Mooshi’s hairs and dander made it hard for Axel to stay overnight. He had to take special pills to manage the allergens.

Over the last few years Mooshi had developed diabetes which Sita and Jim valiantly managed with costly daily injections, making overnight trips more complicated as caretakers were needed who could do the injections. I remember the first time I did those and gave Mooshi 5 times the prescribed dose by mistake. Whether he got the injections or not, and in the right dose or not, they showed no visible difference. He kept peeing and pooping all over the place making life very difficult for everyone in his household. The cat was old and sick, and the decision to let him go seemed obvious to all but Sita and Jim.  They just couldn’t ‘play God’ as Jim called it.
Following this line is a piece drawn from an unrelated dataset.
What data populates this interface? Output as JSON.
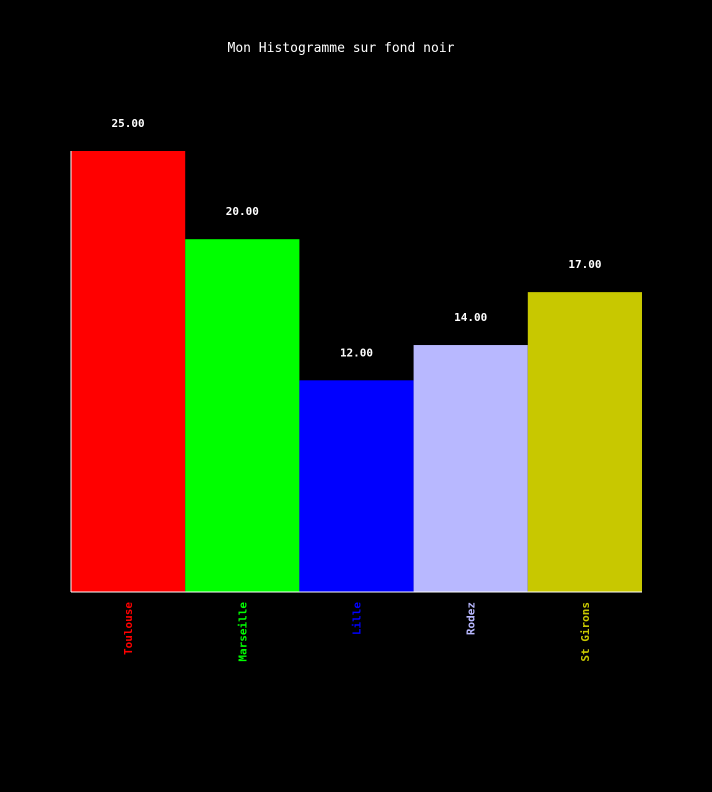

Eventually, as 2016 came to an end, Sita and Jim had come to the same conclusion as all the parents that Mooshi had had a good and very long life but that it was time to go. I accompanied Sita to Mooshi’s final visit to the Northampton cat hospital. It was very sad; all those memories. We hugged and left Mooshi with the nice lady who gave Sita a box of Kleenex, understanding how hard it is to say goodbye to a beloved pet. On a happy note, Mooshi will never know what it is like to live under a Trump administration.